Overview of the Manufacturing ISM Report On Business®

"I find the surveys conducted by the purchasing managers (ISM) to be an excellent supplement to the data supplied by various departments and agencies of government," said Alan Greenspan, Ph.D., chairman of the Federal Reserve Board.

According to Joseph E. Stiglitz, former chairman of President Clinton's Council of Economic Advisors, "The Manufacturing ISM Report On Business® has one of the shortest reporting lags of any macro-economic series and gives an important early look at the economy. It also measures some concepts (such as lead times and delivery lags) that can be found nowhere else. It makes an important contribution to the American statistical system and to economic policy."

Michael J. Boskin, Ph.D., professor of economics, Hoover Institute senior fellow at Stanford University; and former chairman of President Bush's Council of Economic Advisors, said "The Manufacturing ISM Report On Business® is extremely useful. The PMI, the Report's composite index, gives the earliest indication each month of the health of the manufacturing sector. It is an essential component for assessing the state of the economy." Boskin also said the President's Council of Economic Advisors closely monitored the ISM indexes, especially the New Export Order's Index.

The Manufacturing ISM Report On Business® and the PMI have earned immense recognition over the years from the economists and forecasters in government and business because of the report's early and accurate reflection with the manufacturing sector of the economy and the PMI's close correlation with the entire economy.

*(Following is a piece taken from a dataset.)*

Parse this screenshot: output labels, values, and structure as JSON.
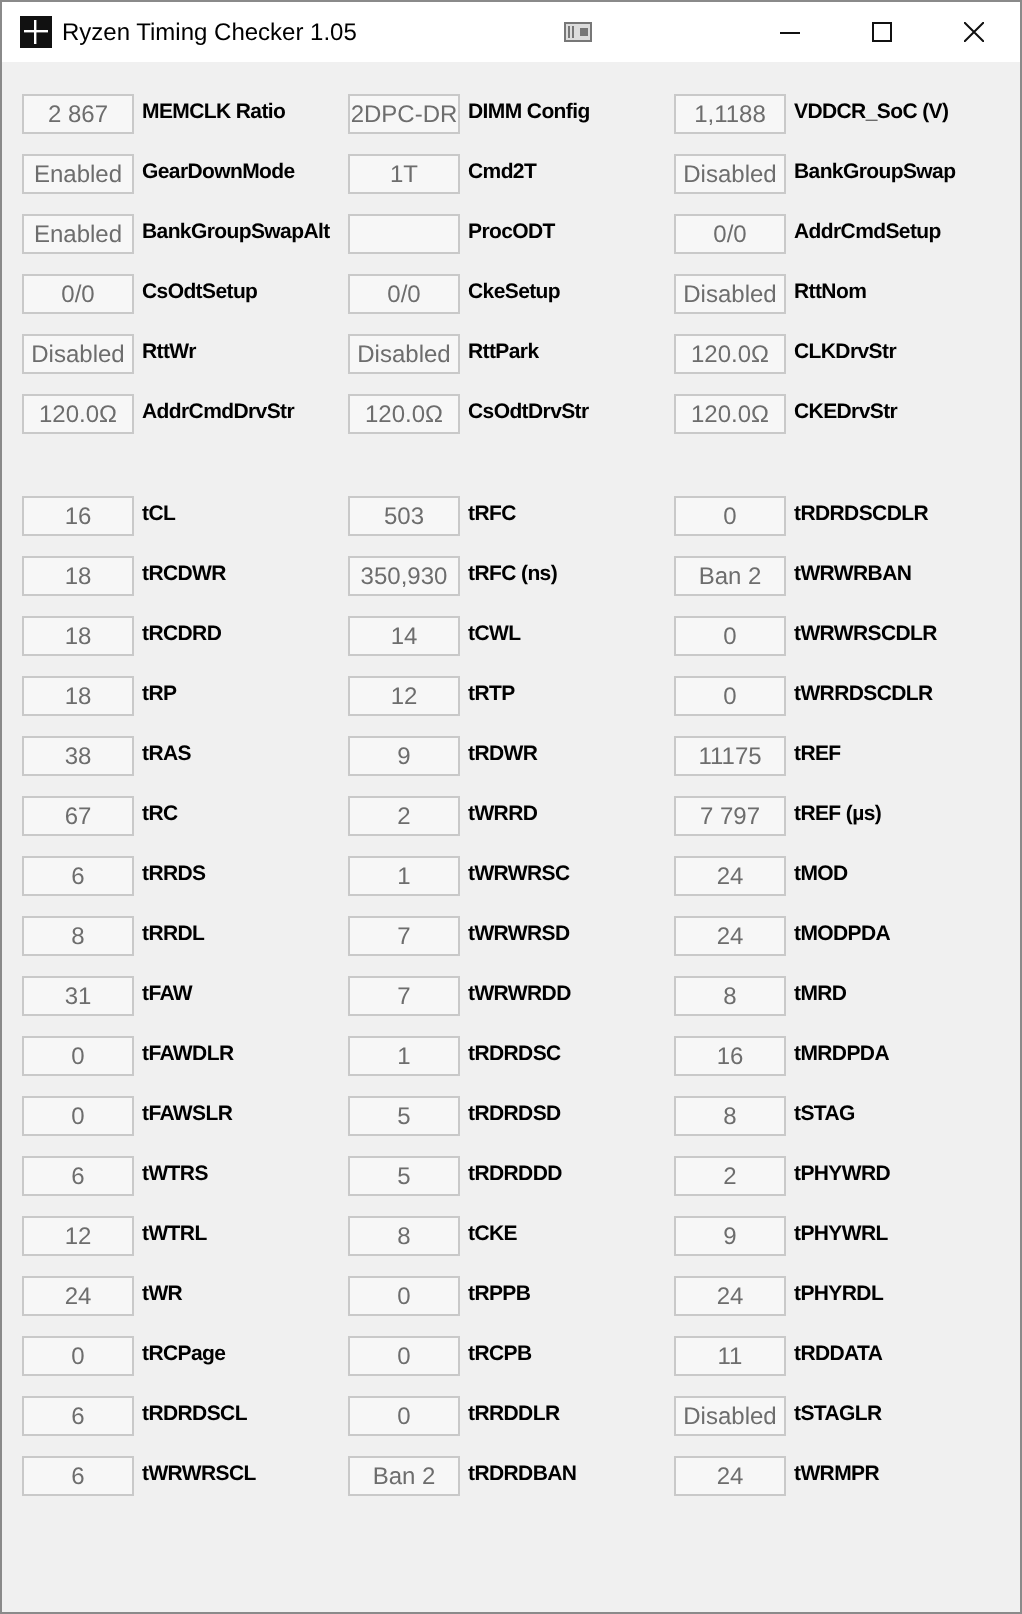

The Manufacturing ISM Report On Business® is based on data compiled from monthly replies to questions asked of purchasing executives in more than 400 industrial companies. Membership of the ISM Business Survey Committee is diversified by Standard Industrial Classification (SIC) category, based on each industry's contribution to Gross Domestic Product (GDP). Twenty industries in 50 states are represented on the committee.

Survey responses reflect the change, if any, in the current month compared to the previous month. For each of the indicators measured (New Orders, Backlog of Orders, New Export Orders, Imports, Production, Supplier Deliveries, Inventories, Employment, and Prices), this report shows the percentage reporting each response, the net difference between the number of responses in the positive economic direction (higher, better, and slower for Supplier Deliveries) and the negative economic direction (lower, worse, and faster for Supplier Deliveries), and the diffusion index. Responses are raw data and are never changed.

The diffusion index includes the percent of positive responses plus one-half of those responding the same (considered positive). The resulting single index number is then seasonally adjusted to allow for the effects of repetitive intrayear variations resulting primarily from normal differences in weather conditions, various institutional arrangements, and differences attributable to nonmoveable holidays. All seasonal adjustment factors are supplied by the U.S. Department of Commerce and are subject annually to relatively minor changes when conditions warrant them. The PMI is a composite index based on the seasonally adjusted diffusion indexes for five of the indicators (New Orders, Production, Supplier Deliveries, Inventories, and Employment) with varying weights.

Diffusion indexes have the properties of leading indicators and are convenient summary measures showing the prevailing direction of change and the scope of change. A PMI reading above 50% indicates that the manufacturing economy is generally expanding; below 50%, that it is generally declining. A PMI over 42.7%, over a period of time, indicates that the overall economy, or Gross Domestic Product (GDP) is generally expanding, below 42.7%, that it is generally declining. The distance from 50% or 42.7% is indicative of the strength of the expansion or decline. With some of the indicators within this report, ISM has indicated the departure point between expansion and decline of comparable government series, as determined by regression analyses.

Responses to Buying Policy reflect the percent reporting the current month's leadtime, the approximate weighted number of days ahead for which commitments are made for Production Materials, Capital Expenditures, and Maintenance, Repair, and Operating (MRO) Supplies, expressed as hand-to-mouth (5 days), 30 days, 60 days, 90 days, 6 months (180 days), a year or more (360 days), and the weighted average number of days. These responses are raw data, never revised and not seasonally adjusted since there is no significant seasonal pattern.

The Manufacturing ISM Report On Business® is published monthly by the Institute for Supply Management™, which is the largest purchasing and supply management research and education organization in the United States. ISM has more than 40,000 members in the United States and Puerto Rico. The report has been issued by the association since 1931, except during World War II.